# suitable tank mates for a Black Calvus



## leongreenway

Hi,

can anyone give my advise on a / some nice fish (i want them to look a bit like the american cichlids - firemouth, convict etc). To go with a Black Calvus in a 25G tank. I would like Cichlids. 

Other fish in my tank are BN Plec and ..... a Redtailed Black shark. 

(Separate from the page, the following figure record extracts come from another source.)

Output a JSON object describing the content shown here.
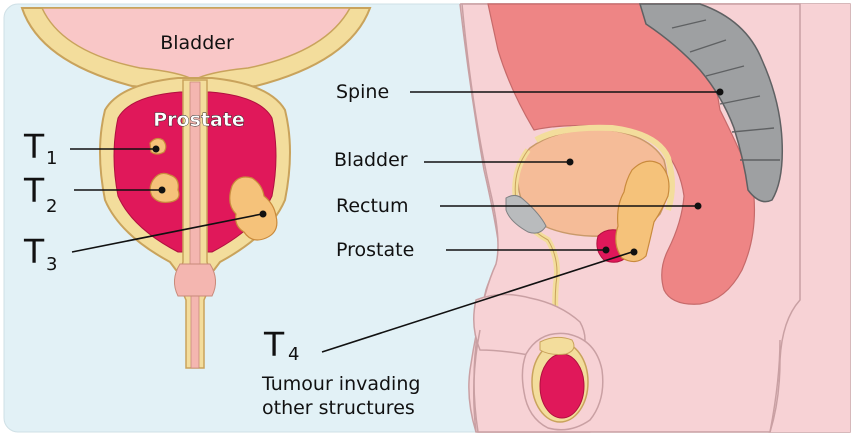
{
  "left_diagram": {
    "bladder_label": "Bladder",
    "prostate_label": "Prostate",
    "stages": [
      {
        "letter": "T",
        "sub": "1"
      },
      {
        "letter": "T",
        "sub": "2"
      },
      {
        "letter": "T",
        "sub": "3"
      }
    ]
  },
  "right_diagram": {
    "labels": {
      "spine": "Spine",
      "bladder": "Bladder",
      "rectum": "Rectum",
      "prostate": "Prostate"
    },
    "t4": {
      "letter": "T",
      "sub": "4"
    },
    "caption_line1": "Tumour invading",
    "caption_line2": "other structures"
  },
  "colors": {
    "panel_bg": "#e2f1f6",
    "skin": "#f7d2d5",
    "bladder_fill": "#f9c7c7",
    "bladder_wall": "#f3dd9c",
    "prostate_red": "#e0185a",
    "tumour": "#f5c27a",
    "rectum": "#ee8585",
    "spine": "#9ea0a2"
  }
}
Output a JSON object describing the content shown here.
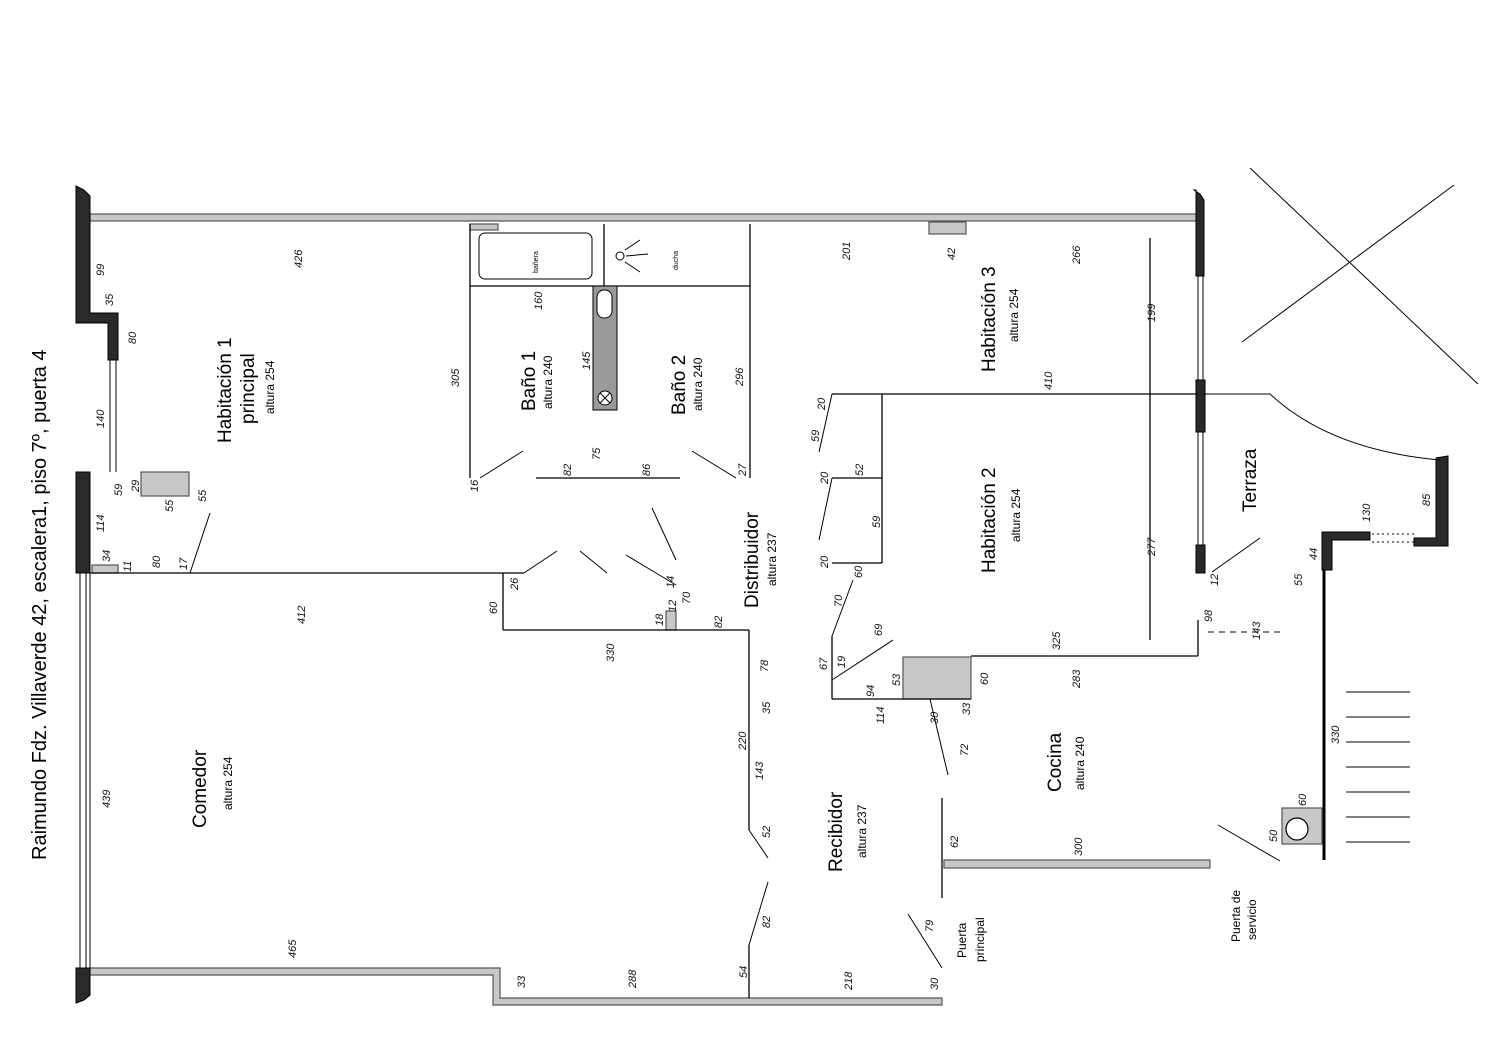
{
  "title": "Raimundo Fdz. Villaverde 42, escalera1, piso 7º, puerta 4",
  "rooms": {
    "habitacion1_line1": "Habitación 1",
    "habitacion1_line2": "principal",
    "habitacion1_height": "altura 254",
    "bano1": "Baño 1",
    "bano1_height": "altura 240",
    "bano2": "Baño 2",
    "bano2_height": "altura 240",
    "habitacion3": "Habitación 3",
    "habitacion3_height": "altura 254",
    "habitacion2": "Habitación 2",
    "habitacion2_height": "altura 254",
    "distribuidor": "Distribuidor",
    "distribuidor_height": "altura 237",
    "comedor": "Comedor",
    "comedor_height": "altura 254",
    "recibidor": "Recibidor",
    "recibidor_height": "altura 237",
    "cocina": "Cocina",
    "cocina_height": "altura 240",
    "terraza": "Terraza"
  },
  "fixtures": {
    "banera": "bañera",
    "ducha": "ducha"
  },
  "doors": {
    "principal_line1": "Puerta",
    "principal_line2": "principal",
    "servicio_line1": "Puerta de",
    "servicio_line2": "servicio"
  },
  "dimensions": [
    "99",
    "35",
    "80",
    "140",
    "426",
    "305",
    "160",
    "145",
    "75",
    "82",
    "86",
    "16",
    "296",
    "27",
    "201",
    "42",
    "266",
    "199",
    "410",
    "277",
    "20",
    "59",
    "20",
    "52",
    "59",
    "20",
    "60",
    "70",
    "69",
    "67",
    "19",
    "94",
    "53",
    "114",
    "30",
    "33",
    "72",
    "60",
    "283",
    "325",
    "12",
    "98",
    "143",
    "55",
    "44",
    "130",
    "85",
    "330",
    "60",
    "50",
    "59",
    "29",
    "55",
    "114",
    "34",
    "11",
    "80",
    "17",
    "55",
    "412",
    "26",
    "60",
    "330",
    "18",
    "12",
    "14",
    "70",
    "82",
    "78",
    "35",
    "220",
    "143",
    "52",
    "439",
    "465",
    "33",
    "288",
    "54",
    "82",
    "218",
    "79",
    "30",
    "62",
    "300"
  ]
}
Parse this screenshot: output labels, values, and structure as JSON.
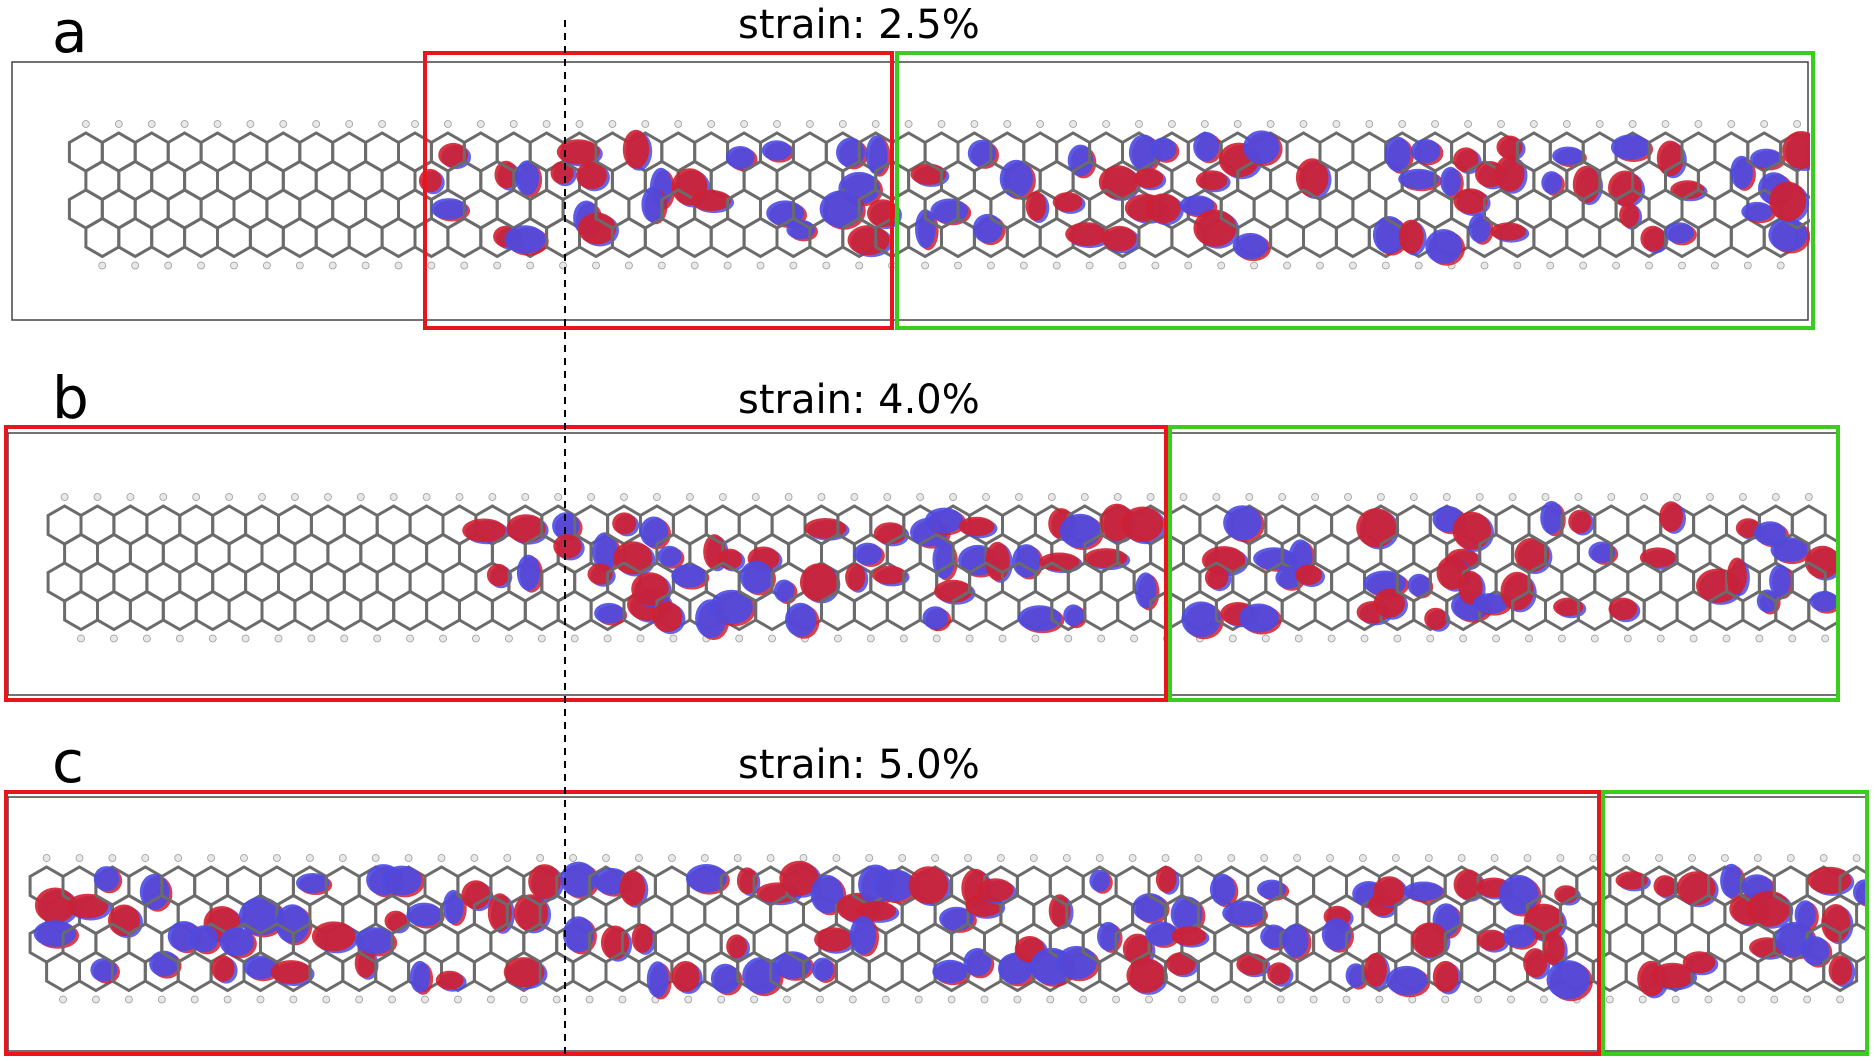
{
  "figure": {
    "colors": {
      "positive_lobe": "#d11f2f",
      "negative_lobe": "#4a4ae6",
      "bond": "#6b6b6b",
      "hydrogen": "#e8e8e8",
      "region_red": "#e8161c",
      "region_green": "#3ccc1f",
      "cell_outline": "#444444"
    },
    "panels": [
      {
        "id": "a",
        "letter": "a",
        "strain_label": "strain: 2.5%",
        "ribbon_start": 0.03,
        "density_from": 0.23
      },
      {
        "id": "b",
        "letter": "b",
        "strain_label": "strain: 4.0%",
        "ribbon_start": 0.02,
        "density_from": 0.26
      },
      {
        "id": "c",
        "letter": "c",
        "strain_label": "strain: 5.0%",
        "ribbon_start": 0.01,
        "density_from": 0.0
      }
    ]
  }
}
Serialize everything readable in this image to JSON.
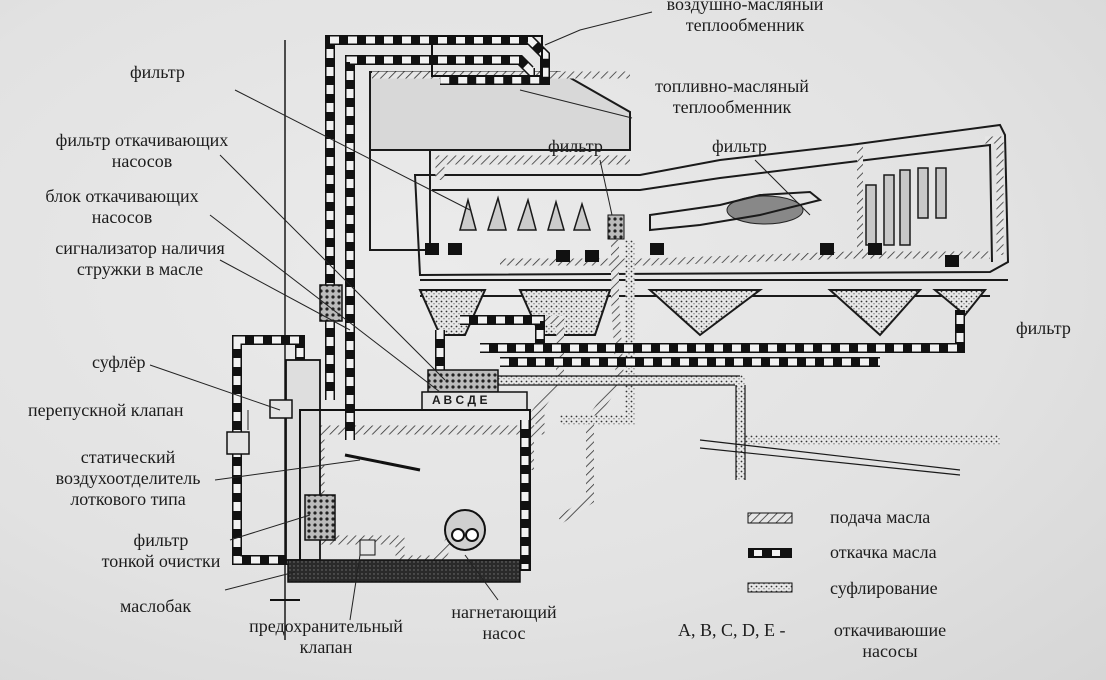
{
  "labels": {
    "air_oil_hx": [
      "воздушно-масляный",
      "теплообменник"
    ],
    "fuel_oil_hx": [
      "топливно-масляный",
      "теплообменник"
    ],
    "filter_1": "фильтр",
    "filter_2": "фильтр",
    "filter_3": "фильтр",
    "filter_right": "фильтр",
    "scavenge_filter": [
      "фильтр откачивающих",
      "насосов"
    ],
    "scavenge_block": [
      "блок откачивающих",
      "насосов"
    ],
    "chip_detector": [
      "сигнализатор наличия",
      "стружки в масле"
    ],
    "breather": "суфлёр",
    "bypass_valve": "перепускной клапан",
    "deaerator": [
      "статический",
      "воздухоотделитель",
      "лоткового типа"
    ],
    "fine_filter": [
      "фильтр",
      "тонкой очистки"
    ],
    "oil_tank": "маслобак",
    "relief_valve": [
      "предохранительный",
      "клапан"
    ],
    "pressure_pump": [
      "нагнетающий",
      "насос"
    ],
    "pump_letters": "A B C Д E"
  },
  "legend": {
    "supply": "подача масла",
    "scavenge": "откачка масла",
    "breathing": "суфлирование",
    "pumps_key": "A, B, C, D, E -",
    "pumps_desc": [
      "откачиваюшие",
      "насосы"
    ]
  }
}
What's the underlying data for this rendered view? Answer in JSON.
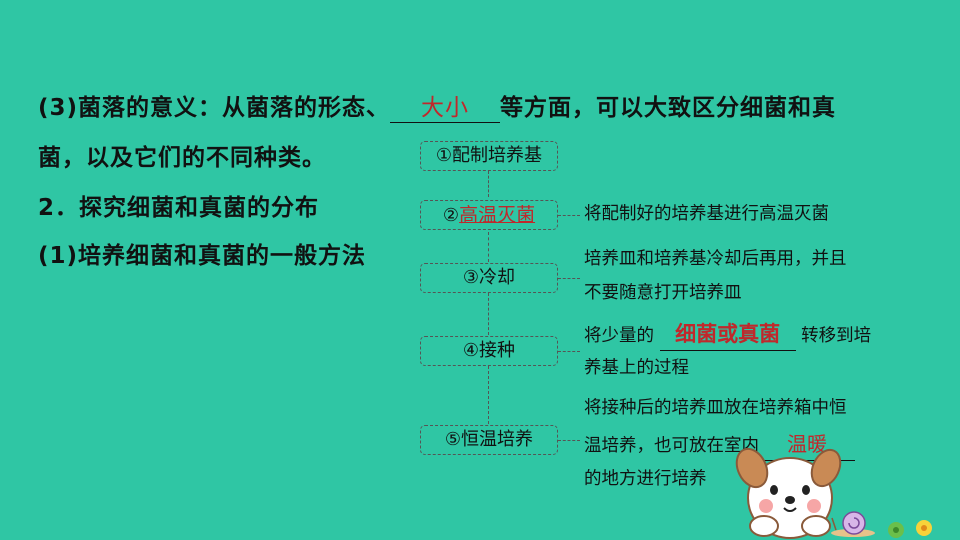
{
  "text": {
    "line1_prefix": "(3)菌落的意义：从菌落的形态、",
    "line1_blank": "大小",
    "line1_suffix": "等方面，可以大致区分细菌和真",
    "line2": "菌，以及它们的不同种类。",
    "heading2": "2．探究细菌和真菌的分布",
    "heading2_sub": "(1)培养细菌和真菌的一般方法"
  },
  "flow": {
    "step1": "①配制培养基",
    "step2_num": "②",
    "step2_answer": "高温灭菌",
    "step3": "③冷却",
    "step4": "④接种",
    "step5": "⑤恒温培养"
  },
  "notes": {
    "note2": "将配制好的培养基进行高温灭菌",
    "note3_a": "培养皿和培养基冷却后再用，并且",
    "note3_b": "不要随意打开培养皿",
    "note4_prefix": "将少量的",
    "note4_answer": "细菌或真菌",
    "note4_suffix": "转移到培",
    "note4_b": "养基上的过程",
    "note5_a": "将接种后的培养皿放在培养箱中恒",
    "note5_b_prefix": "温培养，也可放在室内",
    "note5_answer": "温暖",
    "note5_c": "的地方进行培养"
  },
  "colors": {
    "background": "#2fc6a4",
    "answer_red": "#c0282b"
  },
  "decoration": {
    "mascot": "cartoon-puppy",
    "snail": "snail-icon",
    "flowers": "flower-icon"
  }
}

I have been told to get rid of either the Calvus or the RTBS, i dont want to unless absolutely necessary. yeah the Calvus doesnt like the RTBS, and chases it away from its hiding place. The shark is too swift and gets away easy.

Plec doesnt give a damn.

Plec 4inches
RTBS 2 1/2 Inches
Black calvus 2 1/2 Inches

Cheers guys

Leon :twisted: :evil: :twisted: :evil: :twisted:


----------



## cameraman_2

The calvus can hold his own as long as he has hiding places. He is always picking on my bigger fish.


----------



## malawi4me2

A 25g seems a little small for a Calvus, especially with the RTBS and BN. I definately wouldn't add anything else. Are you planning on upgrading your tank in the future?


----------



## leongreenway

yes I am, 55Gal minimum.

Which do I leave which do I move...
then what. I do like cichlids


----------



## cameraman_2

I would move the calvus to the new tank and do mostly Lake Tan fish, I like them the best well for the moment anyways. A lot of them look like the saltwater fish you see.


----------